Article provided by NHS Choices
It's normal to feel attracted to both girls and boys when you're growing up. Find out about coming out, safer sex, and how to deal with bullying if it happens to you.
During puberty, you have lots of emotions and sexual feelings. It's normal for girls to think about girls in a sexual way, and for boys to think about boys in a sexual way.
Some people realise they prefer people of the opposite sex, while others feel they prefer people of the same sex. Some people realise they are gay, lesbian or bisexual at an early age, while others may not know until later in life.
Some young people may also be confused about their sexual identity. They may be asexual, where you're not interested in sex at all, or transsexual, where people believe there is a mismatch between their biological sex and identity as a boy or girl.
You don't choose your sexuality, it chooses you. Nobody knows what makes people gay, lesbian, bisexual or transsexual. Whatever your sexuality, you deserve to be with someone you love.
What if I'm gay, lesbian or bisexual?
It can help to talk to other people who are going through the same thing. Find out if there's a young men's or women's group in your area for lesbian, gay or bisexual people.
These groups might be advertised at GP surgeries, sexual health or contraceptive clinics, pharmacies, youth groups, local papers, or on the internet.
Should I tell anyone I think I'm gay, lesbian or bisexual?
This is up to you. Being gay, lesbian or bisexual is normal, but some people don't understand this. Telling people you're gay, lesbian or bisexual is known as coming out.
When you first come out, the most sensible option is to tell someone you trust, and who will be supportive and understanding.
If you're not sure how you feel about your sexuality, there's no hurry to make your mind up or tell people.
Coming out is an individual decision, and it's important to do it in your own way and in your own time.
You can find out more at Stonewall: coming out as a young person.
What about sex if I'm gay, lesbian or bisexual?
We all have the same feelings and anxieties about sex. Deciding when you're ready to have sex is a big step, whatever your sexuality and whoever your potential partner might be.

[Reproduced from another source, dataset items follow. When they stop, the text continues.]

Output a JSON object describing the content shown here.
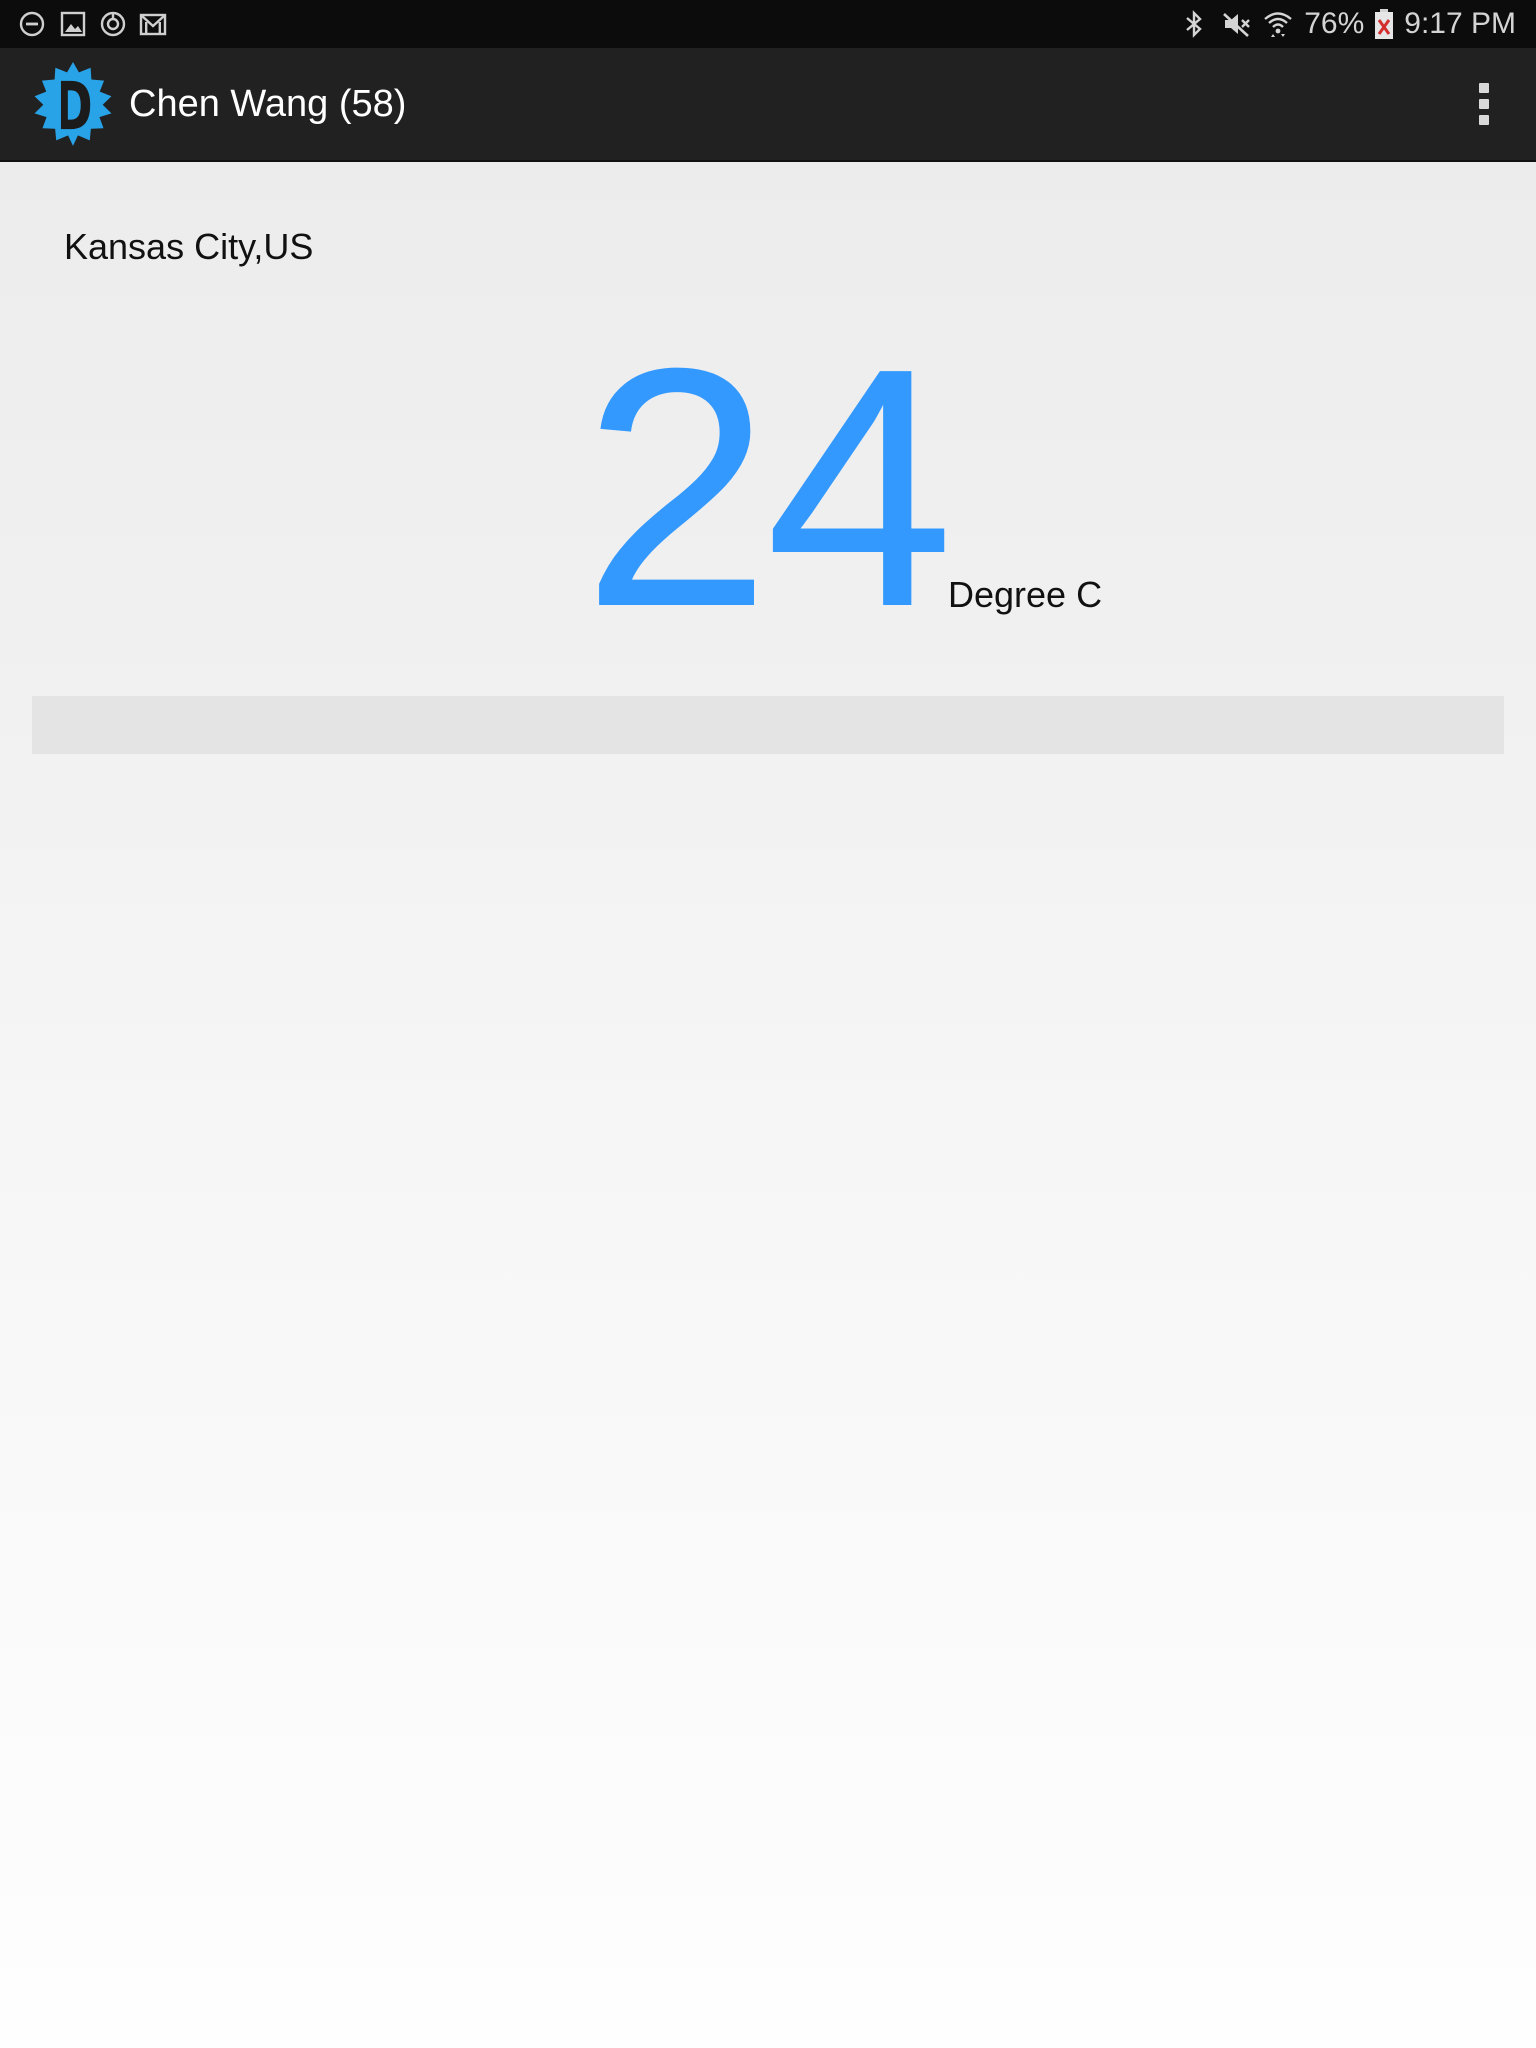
{
  "status_bar": {
    "left_icons": [
      "do-not-disturb-icon",
      "gallery-icon",
      "sync-icon",
      "gmail-icon"
    ],
    "right_icons": [
      "bluetooth-icon",
      "mute-icon",
      "wifi-icon"
    ],
    "battery": "76%",
    "time": "9:17 PM"
  },
  "action_bar": {
    "title": "Chen Wang (58)",
    "logo_icon": "sun-logo-icon",
    "menu_icon": "overflow-menu-icon"
  },
  "weather": {
    "location": "Kansas City,US",
    "temperature": "24",
    "unit": "Degree C"
  },
  "colors": {
    "accent": "#3399ff",
    "logo": "#29a3e8",
    "action_bar": "#212121",
    "status_bar": "#0c0c0c"
  }
}
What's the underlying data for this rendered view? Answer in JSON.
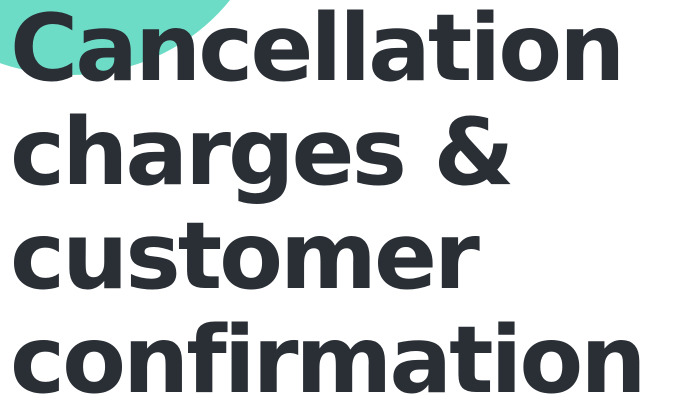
{
  "colors": {
    "accent": "#6ddcc6",
    "text": "#2a2f36",
    "background": "#ffffff"
  },
  "heading": {
    "lines": [
      "Cancellation",
      "charges &",
      "customer",
      "confirmation"
    ]
  }
}
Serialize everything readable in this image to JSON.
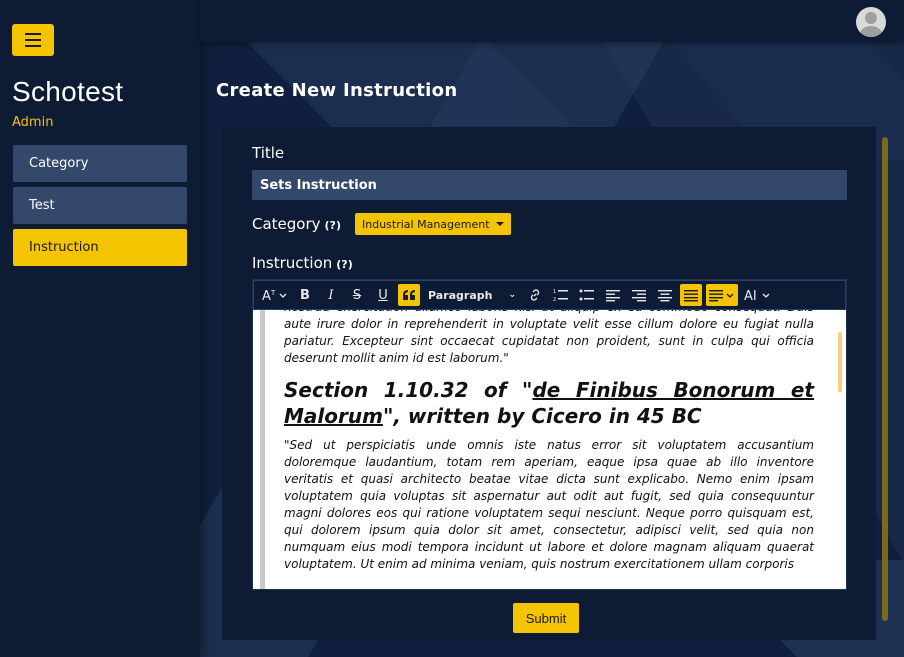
{
  "app": {
    "brand": "Schotest",
    "role": "Admin"
  },
  "sidebar": {
    "items": [
      {
        "label": "Category",
        "active": false
      },
      {
        "label": "Test",
        "active": false
      },
      {
        "label": "Instruction",
        "active": true
      }
    ]
  },
  "page": {
    "title": "Create New Instruction"
  },
  "form": {
    "title_label": "Title",
    "title_value": "Sets Instruction",
    "category_label": "Category",
    "category_help": "(?)",
    "category_value": "Industrial Management",
    "instruction_label": "Instruction",
    "instruction_help": "(?)",
    "submit_label": "Submit"
  },
  "editor": {
    "toolbar": {
      "paragraph_style": "Paragraph"
    },
    "content": {
      "p1": "nostrud exercitation ullamco laboris nisi ut aliquip ex ea commodo consequat. Duis aute irure dolor in reprehenderit in voluptate velit esse cillum dolore eu fugiat nulla pariatur. Excepteur sint occaecat cupidatat non proident, sunt in culpa qui officia deserunt mollit anim id est laborum.\"",
      "heading_pre": "Section 1.10.32 of \"",
      "heading_link": "de Finibus Bonorum et Malorum",
      "heading_post": "\", written by Cicero in 45 BC",
      "p2": "\"Sed ut perspiciatis unde omnis iste natus error sit voluptatem accusantium doloremque laudantium, totam rem aperiam, eaque ipsa quae ab illo inventore veritatis et quasi architecto beatae vitae dicta sunt explicabo. Nemo enim ipsam voluptatem quia voluptas sit aspernatur aut odit aut fugit, sed quia consequuntur magni dolores eos qui ratione voluptatem sequi nesciunt. Neque porro quisquam est, qui dolorem ipsum quia dolor sit amet, consectetur, adipisci velit, sed quia non numquam eius modi tempora incidunt ut labore et dolore magnam aliquam quaerat voluptatem. Ut enim ad minima veniam, quis nostrum exercitationem ullam corporis"
    }
  },
  "colors": {
    "accent": "#f5c400",
    "panel": "#0e1b35",
    "field": "#34486c"
  }
}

Everyone is ready at different times, but don't have sex just because your mates or your boyfriend or girlfriend are pressuring you. Find out about dealing with peer pressure and why it's OK to say no.
You can also read Are you ready for sex? to find out 10 things to ask yourself if you're thinking about having sex.
If you think the time is right, talk to your partner about needing to use contraception, having safer sex, picking the right time, and how you would both like the experience to be.
STIs with someone of the same sex
If you're having sex with someone of the same sex, there's no risk of pregnancy, but sexually transmitted infections (STIs) can pass from girls to girls and boys to boys, as well as between girls and boys.
If you're using sex toys, cover them with a condom and use a new condom every time - condoms should only be used once. Boys should always wear a condom if they have oral or anal sex.
Make sure you know about all the methods of contraception, whether you have sex with males or females, in case you also have straight sex. It's better to be prepared with contraception than to put yourself at risk. Always use condoms to prevent STIs.
How to get free condoms
You can get free condoms from a sexual health, community contraceptive or young persons' clinic and some GPs, even if you're under 16. Find your nearest clinic.
You can also buy condoms from pharmacies and supermarkets. Remember, only use condoms with the CE mark or the BSI kite mark. This means they've been tested to high safety standards. Condoms without the CE mark or BSI kite mark aren't safe, so don't use them.
How to cope if you're bullied for being gay
Some people don't understand that being gay, lesbian or bisexual is normal. Nobody has the right to tell someone else how to live their life or pick on them because of who they're attracted to.
If someone bullies you because you're gay, lesbian or bisexual, it's their problem, not yours, and they shouldn't get away with it. This is called homophobic bullying.
Bullying can take many forms, including stares, looks, whispers, threats and violence. If you're being bullied because you're gay, lesbian or bisexual, tell someone you trust. This could be a teacher, friend, your parents, or a helpline.
Schools have a legal duty to ensure homophobic bullying is dealt with. Read about where to find help if you've been bullied for advice.
You'll find information about talking to teachers and parents, and the contact details of anti-bullying organisations and helplines. Talking to someone who is understanding will always help if you have worries or questions as you'll feel supported and more confident.
You can find out more about dealing with homophobic bullying on these websites:
EACH: Educational Action Challenging Homophobia
This is a charity for young people and adults affected by homophobia. It has a helpline for young people, parents or teachers who want to report homophobic bullying. Call the EACH actionline on 0808 1000 143 on weekdays, 9am to 5pm. Calls are free from landlines and most mobiles.
Stonewall: Education for All
Stonewall is a charity that campaigns for equal rights for lesbians, gay men and bisexual people. Its Education for All campaign tackles homophobia and homophobic bullying in schools across the UK. You can find case studies, facts and figures about homophobic bullying in schools, and advice for young people and teachers on the charity's website.